Close Relation With College

The School maintains the closest possible relations with the College, in order that engineering students may not only participate in the College life and become imbued with its traditions and ideals, but also that they may have the benefit of contact with teachers whose interests and activities are outside the technical fields. A broad general training is a great asset to an engineer. The requirements to the Engineering School are the same as for Harvard College. And the courses required in the first two years of all programs in the School may be counted for a degree in the College; and some of the programs, as for example mining, metallurgy, and industrial chemistry, include a much larger proportion of College courses. Students may therefore tranfer from the College to the School at the end of their first or second year without loss of time, or from the School to the College. And students in the College can so plan their work that they can complete an engineering program in not more than two years after graduation from College.

Graduate study and research are recognized as indispensible to the development of engineering science, and have an important place in the activities of the School. It has a highly trained staff and excellent facilities to carry on graduate study and research; and in some fields this work is already highly developed, much of it being closely connected with other departments of science.

The work of most of our engineering schools up to the present time has been planned primarily to train technical men for industrial plants, transportation systems and the public utilities. These enterprises have become increasingly complex, and their problems are not merely technical, but also in large measure labor and management problems. There are great opportunities for scientifically trained men in the administrative field of the great industrial and engineering undertakings. And the School has recently inaugurated two undertakings intended to fit its students better to profit by such opportunities; namely, industrial cooperation, and five-year programs in engineering and business.

During the period between the end of their second (Sophomore) year and the beginning of their fourth (Senior) year, students in mechanical, electrical, civil, and sanitary and municipal engineering may obtain six months' experience in industrial plants, public service companies, or engineering and contracting firms. This is provided for by a rearrangement of the courses, and by utilizing half of one summer's vacation and the whole of another, and without increasing the time required to obtain the degree or diminishing the classroom instruction. This work is optional and a regular third-year course is provided for those who do not desire to take on the industrial work.

The students enter upon their work as regular employees and are paid current wages for the work which they are doing. They are not placed in one department and left there, but are transferred from one kind of work to another in order to get a broad vision of the business, and a knowledge gained by experience of the most important and difficult of all problems, that of human labor. Their work is thoroughly supervised, they are given prepared lists of leading questions intended to guide them in their work, and they are required to report at frequent intervals about their experiences. When they return to school for a period of study they meet and discuss their experiences with their teachers and their fellow students. This work has been under way for some months and the results are most gratifying.

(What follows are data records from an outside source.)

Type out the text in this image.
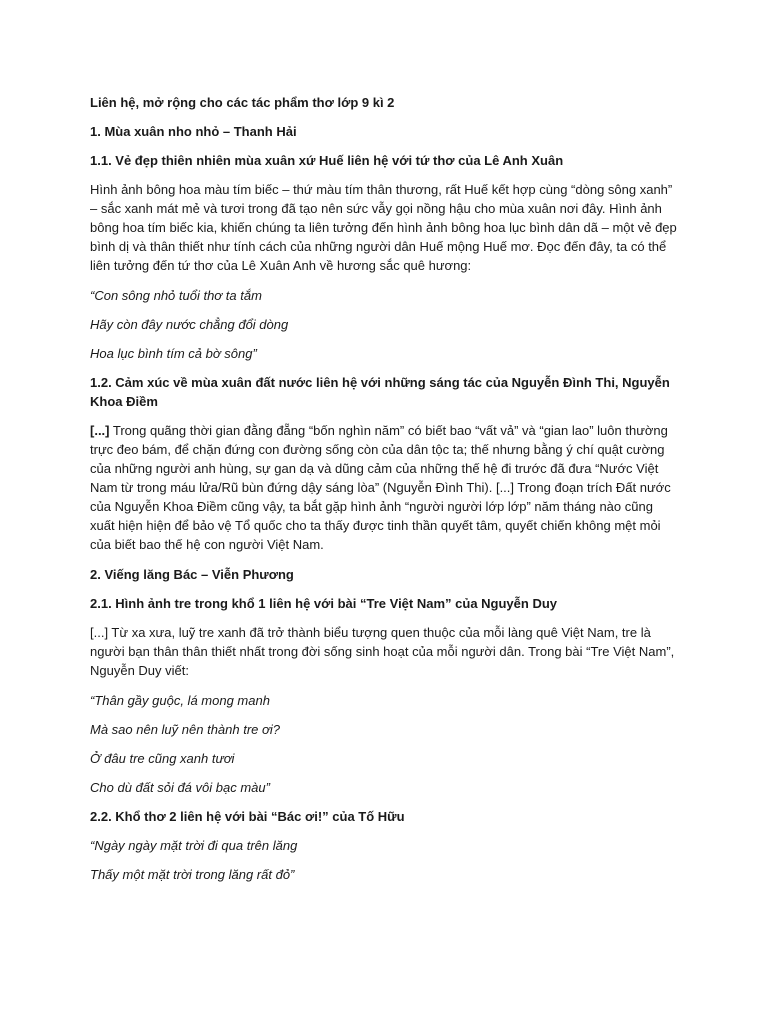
Liên hệ, mở rộng cho các tác phẩm thơ lớp 9 kì 2
1. Mùa xuân nho nhỏ – Thanh Hải
1.1. Vẻ đẹp thiên nhiên mùa xuân xứ Huế liên hệ với tứ thơ của Lê Anh Xuân
Hình ảnh bông hoa màu tím biếc – thứ màu tím thân thương, rất Huế kết hợp cùng “dòng sông xanh” – sắc xanh mát mẻ và tươi trong đã tạo nên sức vẫy gọi nồng hậu cho mùa xuân nơi đây. Hình ảnh bông hoa tím biếc kia, khiến chúng ta liên tưởng đến hình ảnh bông hoa lục bình dân dã – một vẻ đẹp bình dị và thân thiết như tính cách của những người dân Huế mộng Huế mơ. Đọc đến đây, ta có thể liên tưởng đến tứ thơ của Lê Xuân Anh về hương sắc quê hương:
“Con sông nhỏ tuổi thơ ta tắm
Hãy còn đây nước chẳng đổi dòng
Hoa lục bình tím cả bờ sông”
1.2. Cảm xúc về mùa xuân đất nước liên hệ với những sáng tác của Nguyễn Đình Thi, Nguyễn Khoa Điềm
[...] Trong quãng thời gian đằng đẵng “bốn nghìn năm” có biết bao “vất vả” và “gian lao” luôn thường trực đeo bám, để chặn đứng con đường sống còn của dân tộc ta; thế nhưng bằng ý chí quật cường của những người anh hùng, sự gan dạ và dũng cảm của những thế hệ đi trước đã đưa “Nước Việt Nam từ trong máu lửa/Rũ bùn đứng dậy sáng lòa” (Nguyễn Đình Thi). [...] Trong đoạn trích Đất nước của Nguyễn Khoa Điềm cũng vậy, ta bắt gặp hình ảnh “người người lớp lớp” năm tháng nào cũng xuất hiện hiện để bảo vệ Tổ quốc cho ta thấy được tinh thần quyết tâm, quyết chiến không mệt mỏi của biết bao thế hệ con người Việt Nam.
2. Viếng lăng Bác – Viễn Phương
2.1. Hình ảnh tre trong khổ 1 liên hệ với bài “Tre Việt Nam” của Nguyễn Duy
[...] Từ xa xưa, luỹ tre xanh đã trở thành biểu tượng quen thuộc của mỗi làng quê Việt Nam, tre là người bạn thân thân thiết nhất trong đời sống sinh hoạt của mỗi người dân. Trong bài “Tre Việt Nam”, Nguyễn Duy viết:
“Thân gầy guộc, lá mong manh
Mà sao nên luỹ nên thành tre ơi?
Ở đâu tre cũng xanh tươi
Cho dù đất sỏi đá vôi bạc màu”
2.2. Khổ thơ 2 liên hệ với bài “Bác ơi!” của Tố Hữu
“Ngày ngày mặt trời đi qua trên lăng
Thấy một mặt trời trong lăng rất đỏ”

The Engineering School and the Graduate School of Business Administration now offer jointly five-year programs in engineering and business. There are three such programs with options in mechanical, electrical and civil engineering. The first three years are identical with the corresponding engineering programs, but must include the industrial work of the third year. The fourth and fifth years will be devoted to simultaneous instruction in engineering and business, which includes (a) all the fourth-year work of the corresponding four-year engineering program, and (b) the substance of the program of "industrial management" as offered in the Business School, namely:-- the principles of accounting, factory management, shop accounting, marketing, industrial finance, business policy, labor problems, business economics, and a thesis on a combined engineering and business subject.

It is expected that these two groups of courses, together with the training and experience acquired in the industrial work of the third year, will in five years give men who take these programs not only a thorough training in engineering principles but also a sound, well rounded training in business. It is believed that these new five-year courses are the first offered which combine both a thorough engineering and business education in five years.

The policy of these new programs will be continued by a joint committee representing the two faculties; but students will register in the Engineering School. The fourth year will be offered for the first time in 1921-1922, and regularly thereafter the whole program will be offered.

The buildings of the School are well adapted to its present needs and the near future. Since the war the laboratories of mechanical, electrical, civil and sanitary engineering have been entirely rebuilt, brought up to date, and enlarged to about three times their former capacity. The faculty is made up of skilled teachers whose past and present activities cover a wide range of experience; few, if any other faculties include so many teachers of eminence. There is now at the University an Engineering School where young men have the opportunity to obtain technical training of the highest order, and at the same time to participate in the life and activity of the University and absorb its traditions and ideals.